何故か照れ臭そうに笑うだけで、教えてはくれなかった。


 でまあ。2人とは、朝食時に食堂で会えたのだけど。


「おはよー……ござーまーすー……」

「うわあ」


 予想通り、アキは燃え尽きていた。いや、予想より数日早かったけれど。


「ちょっと雅、アキ大丈夫? 変な物でも食べた?」


 多分お腹がどうとかじゃないだろうけど、一応聞いてみる。ていうか、なんで雅も元気無いんだろ、目の下にちょっと隈出来てるし。


「いやぁ……むしろ昨夜は元気過ぎるくらいだったぜ……」

「え? ……あっ」


 一瞬意味がわからなかったけど、アキとは違う感じにやつれてる雅を見て、察する。

 ようするに、ゆうべはおたのしみだったようだ。ヒロが照れる訳だ。


 まあなんにしても。昨晩お盛んだったのに今元気がないのは、積もり積もった精神疲労的なものだろう。


「色々とはしゃぎ過ぎて、いわゆる燃え尽き症候群の一種になっちゃった感じかな」

「だろうな。まあアキの事だ、放って置いても一週間もすれば普段通りにはなるだろう」


 まあそうだろうけど。

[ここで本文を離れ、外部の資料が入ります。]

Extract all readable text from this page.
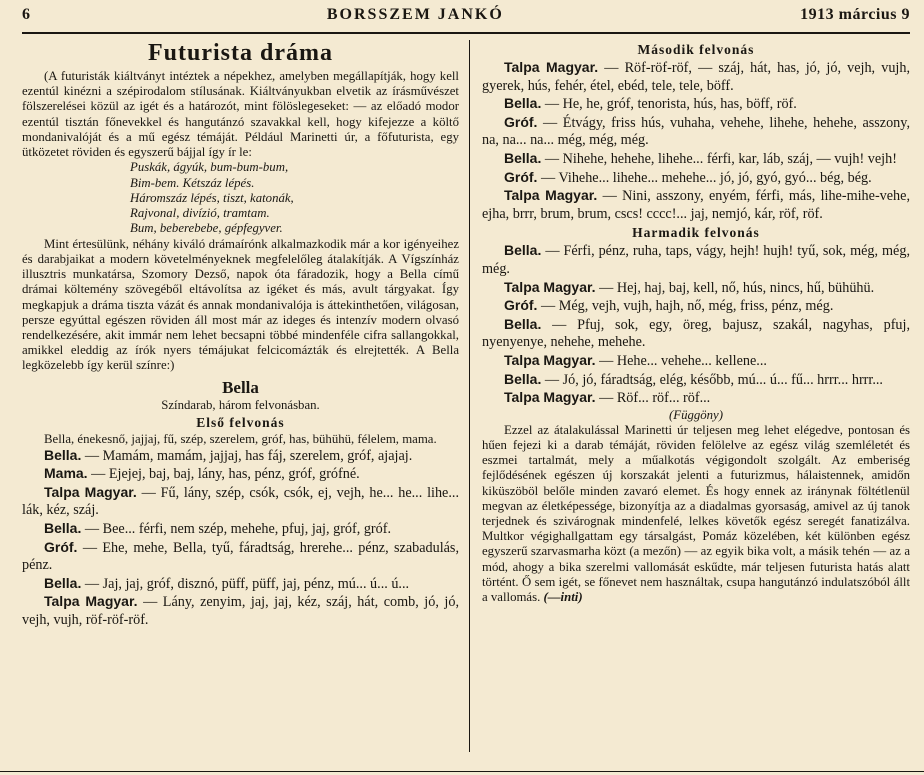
6	BORSSZEM JANKÓ	1913 március 9
Futurista dráma

(A futuristák kiáltványt intéztek a népekhez, amelyben megállapítják, hogy kell ezentúl kinézni a szépirodalom stílusának. Kiáltványukban elvetik az írásművészet fölszerelései közül az igét és a határozót, mint fölöslegeseket: — az előadó modor ezentúl tisztán főnevekkel és hangutánzó szavakkal kell, hogy kifejezze a költő mondanivalóját és a mű egész témáját. Például Marinetti úr, a főfuturista, egy ütközetet röviden és egyszerű bájjal így ír le:

Puskák, ágyúk, bum-bum-bum,

Bim-bem. Kétszáz lépés.

Háromszáz lépés, tiszt, katonák,

Rajvonal, divízió, tramtam.

Bum, beberebebe, gépfegyver.

Mint értesülünk, néhány kiváló drámaírónk alkalmazkodik már a kor igényeihez és darabjaikat a modern követelményeknek megfelelőleg átalakítják. A Vígszínház illusztris munkatársa, Szomory Dezső, napok óta fáradozik, hogy a Bella című drámai költemény szövegéből eltávolítsa az igéket és más, avult tárgyakat. Így megkapjuk a dráma tiszta vázát és annak mondanivalója is áttekinthetően, világosan, persze egyúttal egészen röviden áll most már az ideges és intenzív modern olvasó rendelkezésére, akit immár nem lehet becsapni többé mindenféle cifra sallangokkal, amikkel eleddig az írók nyers témájukat felcicomázták és elrejtették. A Bella legközelebb így kerül színre:)

Bella
Színdarab, három felvonásban.
Első felvonás

Bella, énekesnő, jajjaj, fű, szép, szerelem, gróf, has, bühühü, félelem, mama.

Bella. — Mamám, mamám, jajjaj, has fáj, szerelem, gróf, ajajaj.

Mama. — Ejejej, baj, baj, lány, has, pénz, gróf, grófné.

Talpa Magyar. — Fű, lány, szép, csók, csók, ej, vejh, he... he... lihe... lák, kéz, száj.

Bella. — Bee... férfi, nem szép, mehehe, pfuj, jaj, gróf, gróf.

Gróf. — Ehe, mehe, Bella, tyű, fáradtság, hrerehe... pénz, szabadulás, pénz.

Bella. — Jaj, jaj, gróf, disznó, püff, püff, jaj, pénz, mú... ú... ú...

Talpa Magyar. — Lány, zenyim, jaj, jaj, kéz, száj, hát, comb, jó, jó, vejh, vujh, röf-röf-röf.

Második felvonás

Talpa Magyar. — Röf-röf-röf, — száj, hát, has, jó, jó, vejh, vujh, gyerek, hús, fehér, étel, ebéd, tele, tele, böff.

Bella. — He, he, gróf, tenorista, hús, has, böff, röf.

Gróf. — Étvágy, friss hús, vuhaha, vehehe, lihehe, hehehe, asszony, na, na... na... még, még, még.

Bella. — Nihehe, hehehe, lihehe... férfi, kar, láb, száj, — vujh! vejh!

Gróf. — Vihehe... lihehe... mehehe... jó, jó, gyó, gyó... bég, bég.

Talpa Magyar. — Nini, asszony, enyém, férfi, más, lihe-mihe-vehe, ejha, brrr, brum, brum, cscs! cccc!... jaj, nemjó, kár, röf, röf.

Harmadik felvonás

Bella. — Férfi, pénz, ruha, taps, vágy, hejh! hujh! tyű, sok, még, még, még.

Talpa Magyar. — Hej, haj, baj, kell, nő, hús, nincs, hű, bühühü.

Gróf. — Még, vejh, vujh, hajh, nő, még, friss, pénz, még.

Bella. — Pfuj, sok, egy, öreg, bajusz, szakál, nagyhas, pfuj, nyenyenye, nehehe, mehehe.

Talpa Magyar. — Hehe... vehehe... kellene...

Bella. — Jó, jó, fáradtság, elég, később, mú... ú... fű... hrrr... hrrr...

Talpa Magyar. — Röf... röf... röf...

(Függöny)

Ezzel az átalakulással Marinetti úr teljesen meg lehet elégedve, pontosan és hűen fejezi ki a darab témáját, röviden felölelve az egész világ szemléletét és eszmei tartalmát, mely a műalkotás végigondolt szolgált. Az emberiség fejlődésének egészen új korszakát jelenti a futurizmus, hálaistennek, amidőn kiküszöböl belőle minden zavaró elemet. És hogy ennek az iránynak föltétlenül megvan az életképessége, bizonyítja az a diadalmas gyorsaság, amivel az új tanok terjednek és szivárognak mindenfelé, lelkes követők egész seregét fanatizálva. Multkor végighallgattam egy társalgást, Pomáz közelében, két különben egész egyszerű szarvasmarha közt (a mezőn) — az egyik bika volt, a másik tehén — az a mód, ahogy a bika szerelmi vallomását eskűdte, már teljesen futurista hatás alatt történt. Ő sem igét, se főnevet nem használtak, csupa hangutánzó indulatszóból állt a vallomás. (—inti)
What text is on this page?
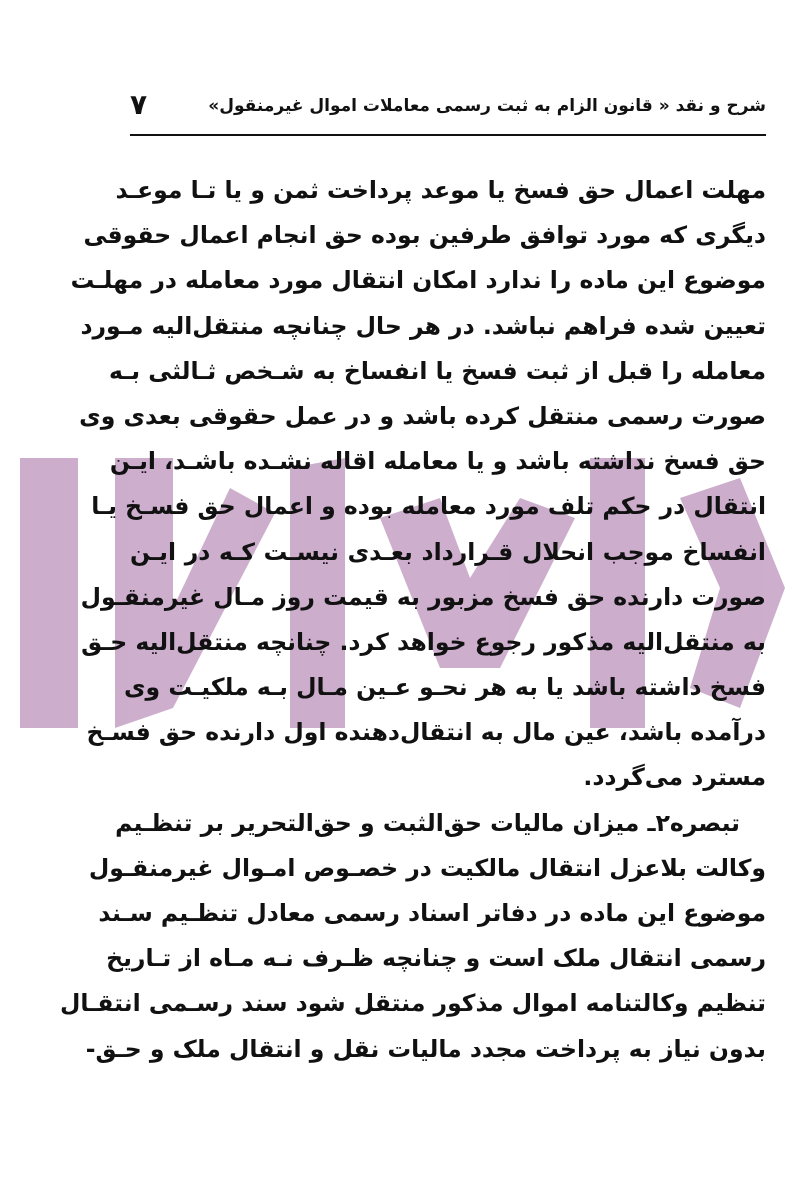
۷	شرح و نقد « قانون الزام به ثبت رسمی معاملات اموال غیرمنقول»
مهلت اعمال حق فسخ یا موعد پرداخت ثمن و یا تـا موعـد
دیگری که مورد توافق طرفین بوده حق انجام اعمال حقوقی
موضوع این ماده را ندارد امکان انتقال مورد معامله در مهلـت
تعیین شده فراهم نباشد. در هر حال چنانچه منتقل‌الیه مـورد
معامله را قبل از ثبت فسخ یا انفساخ به شـخص ثـالثی بـه
صورت رسمی منتقل کرده باشد و در عمل حقوقی بعدی وی
حق فسخ نداشته باشد و یا معامله اقاله نشـده باشـد، ایـن
انتقال در حکم تلف مورد معامله بوده و اعمال حق فسـخ یـا
انفساخ موجب انحلال قـرارداد بعـدی نیسـت کـه در ایـن
صورت دارنده حق فسخ مزبور به قیمت روز مـال غیرمنقـول
به منتقل‌الیه مذکور رجوع خواهد کرد. چنانچه منتقل‌الیه حـق
فسخ داشته باشد یا به هر نحـو عـین مـال بـه ملکیـت وی
درآمده باشد، عین مال به انتقال‌دهنده اول دارنده حق فسـخ
مسترد می‌گردد.
تبصره۲ـ میزان مالیات حق‌الثبت و حق‌التحریر بر تنظـیم
وکالت بلاعزل انتقال مالکیت در خصـوص امـوال غیرمنقـول
موضوع این ماده در دفاتر اسناد رسمی معادل تنظـیم سـند
رسمی انتقال ملک است و چنانچه ظـرف نـه مـاه از تـاریخ
تنظیم وکالتنامه اموال مذکور منتقل شود سند رسـمی انتقـال
بدون نیاز به پرداخت مجدد مالیات نقل و انتقال ملک و حـق-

でもそれじゃあ武闘祭期間、アキは腑抜けた状態ということになる。


「んー……食欲は、あるよーん……もくもく」

「体は元気だけど、心が追いついてない感じかしら……難儀な性格ね」

「アキちゃん昔から、たまにこんな感じになることがあるんですよ。大きなイベント前の半月前くらいからいつも以上に元気になって、数日前に火が消えたみたいにいきなり元気がなくなるんです。まぁ瑞希さんの予想通り、長くても一週間で元通りになりますけど」

「武闘祭初日には間に合うかな」

「うーん、どうでしょう」


 んー。ヒロの反応からして、五分五分かな……


「ここかな〜。つんつ〜ん」

「んー。もくもく」


 パフィンさんが、黙々と食事を続けるアキのつむじをツンツンし出した。


「……パフィは何してるのよ」

「ん〜。アッキーのぉ、やる気スイッチ探し〜」

「そこじゃあないかなー……もくもく」


 体の色々な場所をツンツンされても、変わらずアキの反応は薄い。うーん……なんとなく、重症な気がしてきた。どうしたものかな。


 ちなみに、9月にも遠足はあったのだけど。今回は運が良いのか悪いのか、僕らが言った日には魔獣は発生しなかった。ここで魔獣が大量発生していたら、アキのやる気はもっと早く尽きていただろう。


「……やる気、スイッチ……」


 パフィンさんの行動を見て、月影ちゃんが自分の額や頬を指でぷにぷにしだした。自分のを探しているのだろうか。可愛い。


「私のやる気スイッチは、月影が可愛い衣装を着ている姿を観察する事ですわ!」

「お前のスイッチは聞いていない。だがまあ、言いたいことは大いに理解できる」

「さすが瑞希さん!」


 この2人のやり取りはスルーする……いや。


「アキのやる気スイッチ、か」


 そう呟き、ニヤリとする。いい事思いついた。


「……優輝さん?」

「ちょっと、今晩アキヒロの部屋にお邪魔したいんだけど。いいかな?」

「へ?」


 せっかくの武闘祭なのにアキが腑抜けていたら、それはとてもとてもつまらない。